His head throbbed. His body felt heavy, as if it didn't quite belong to him. He blinked a few times, trying to understand where he was.
Then he noticed someone sitting beside him.
It was a boy, about his age, with worried eyes and hands folded tightly in his lap. He looked exhausted, like he hadn't slept.
When Kim Sok-joo moved, the boy quickly looked up.
"You're awake," he said softly. "I was so worried."
Kim Sok-joo swallowed, his throat dry. "Where am I?"
"The hospital," the boy replied. "You... you almost got hit by a car. I pushed you out of the way."
Slowly, the memory came back - the headlights, the horn, the sudden shove.
"You... you saved me," Kim Sok-joo whispered.
The boy nodded. "My name is Junhoo. I saw you walking into the street, and I didn't think... I just moved."

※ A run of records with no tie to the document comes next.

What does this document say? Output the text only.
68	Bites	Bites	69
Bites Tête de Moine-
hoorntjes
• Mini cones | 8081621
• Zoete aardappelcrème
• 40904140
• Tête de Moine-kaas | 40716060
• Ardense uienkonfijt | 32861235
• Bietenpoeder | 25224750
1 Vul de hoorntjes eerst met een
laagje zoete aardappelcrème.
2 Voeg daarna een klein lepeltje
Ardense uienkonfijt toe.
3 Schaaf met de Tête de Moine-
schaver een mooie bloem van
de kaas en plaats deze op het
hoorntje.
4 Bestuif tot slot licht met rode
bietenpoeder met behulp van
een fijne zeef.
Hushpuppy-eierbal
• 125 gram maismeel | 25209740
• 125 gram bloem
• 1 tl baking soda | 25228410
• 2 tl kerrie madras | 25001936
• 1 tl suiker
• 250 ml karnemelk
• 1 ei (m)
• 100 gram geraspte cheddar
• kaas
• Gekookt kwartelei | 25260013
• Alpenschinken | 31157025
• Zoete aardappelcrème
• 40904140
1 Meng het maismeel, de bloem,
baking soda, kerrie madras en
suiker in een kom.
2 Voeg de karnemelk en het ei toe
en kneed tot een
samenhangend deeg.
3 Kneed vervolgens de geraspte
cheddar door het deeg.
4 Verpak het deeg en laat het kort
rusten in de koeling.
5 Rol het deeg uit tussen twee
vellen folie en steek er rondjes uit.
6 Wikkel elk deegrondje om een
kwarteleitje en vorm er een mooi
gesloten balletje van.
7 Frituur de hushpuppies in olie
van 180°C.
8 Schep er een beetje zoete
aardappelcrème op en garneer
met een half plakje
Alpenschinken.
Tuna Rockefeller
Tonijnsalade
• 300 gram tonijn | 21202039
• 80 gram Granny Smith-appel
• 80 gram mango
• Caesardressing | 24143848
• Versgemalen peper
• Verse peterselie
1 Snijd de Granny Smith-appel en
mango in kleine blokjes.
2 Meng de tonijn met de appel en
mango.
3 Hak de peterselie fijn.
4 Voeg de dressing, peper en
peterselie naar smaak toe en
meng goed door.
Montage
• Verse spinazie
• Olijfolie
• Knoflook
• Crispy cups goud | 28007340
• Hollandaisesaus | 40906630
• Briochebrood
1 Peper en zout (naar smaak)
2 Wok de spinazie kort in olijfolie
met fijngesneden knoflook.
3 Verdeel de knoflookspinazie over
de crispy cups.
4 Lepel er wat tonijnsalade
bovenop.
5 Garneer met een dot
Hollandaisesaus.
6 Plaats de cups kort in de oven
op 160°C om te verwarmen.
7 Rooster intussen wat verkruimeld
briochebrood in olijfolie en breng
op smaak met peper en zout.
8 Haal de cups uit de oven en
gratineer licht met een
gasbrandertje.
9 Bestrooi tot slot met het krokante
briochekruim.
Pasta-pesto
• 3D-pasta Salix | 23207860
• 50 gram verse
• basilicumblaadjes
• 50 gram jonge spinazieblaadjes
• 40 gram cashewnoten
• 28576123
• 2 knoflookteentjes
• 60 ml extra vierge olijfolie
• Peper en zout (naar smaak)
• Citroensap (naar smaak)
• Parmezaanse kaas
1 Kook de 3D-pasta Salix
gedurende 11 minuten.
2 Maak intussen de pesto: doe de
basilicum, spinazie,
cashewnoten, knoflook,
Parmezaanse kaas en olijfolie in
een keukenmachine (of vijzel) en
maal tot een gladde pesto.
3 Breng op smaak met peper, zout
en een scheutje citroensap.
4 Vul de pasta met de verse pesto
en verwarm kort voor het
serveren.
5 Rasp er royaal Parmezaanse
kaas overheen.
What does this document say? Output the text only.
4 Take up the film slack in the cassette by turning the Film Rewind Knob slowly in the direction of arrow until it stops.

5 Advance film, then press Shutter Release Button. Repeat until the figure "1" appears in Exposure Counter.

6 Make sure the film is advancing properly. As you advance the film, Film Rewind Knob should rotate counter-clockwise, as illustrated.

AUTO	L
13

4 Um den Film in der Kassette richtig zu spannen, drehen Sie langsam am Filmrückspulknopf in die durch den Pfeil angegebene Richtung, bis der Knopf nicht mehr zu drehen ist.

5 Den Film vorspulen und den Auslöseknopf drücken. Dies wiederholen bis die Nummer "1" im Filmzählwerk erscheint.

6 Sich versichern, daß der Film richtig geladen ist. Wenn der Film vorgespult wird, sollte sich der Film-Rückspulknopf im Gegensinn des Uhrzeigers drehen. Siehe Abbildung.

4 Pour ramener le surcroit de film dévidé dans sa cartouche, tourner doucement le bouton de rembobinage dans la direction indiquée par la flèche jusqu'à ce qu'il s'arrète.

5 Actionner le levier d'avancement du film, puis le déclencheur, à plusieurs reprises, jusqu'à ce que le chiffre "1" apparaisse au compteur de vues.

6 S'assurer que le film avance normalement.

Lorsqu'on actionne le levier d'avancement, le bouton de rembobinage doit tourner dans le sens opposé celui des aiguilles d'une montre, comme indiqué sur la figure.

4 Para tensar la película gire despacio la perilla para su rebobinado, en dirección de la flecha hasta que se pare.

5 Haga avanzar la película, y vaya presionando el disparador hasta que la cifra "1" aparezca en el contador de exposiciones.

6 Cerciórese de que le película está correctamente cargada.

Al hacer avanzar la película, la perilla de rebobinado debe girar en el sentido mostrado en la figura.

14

Kim Sok-joo's chest tightened. His eyes filled with tears before he could stop them.
"Thank you," he said quietly. "I don't even know what to say. Thank you for saving me."
Junhoo gave a small, shy smile. "I'm just glad you're okay."
For a long moment, they sat there in silence, the beeping of the machines filling the space between them.
Kim Sok-joo looked at Junhoo and felt something strange and unfamiliar - a gentle warmth, a feeling that maybe, after all the pain and loneliness, the world had placed someone kind in his path.
And for the first time that day, he didn't feel completely alone.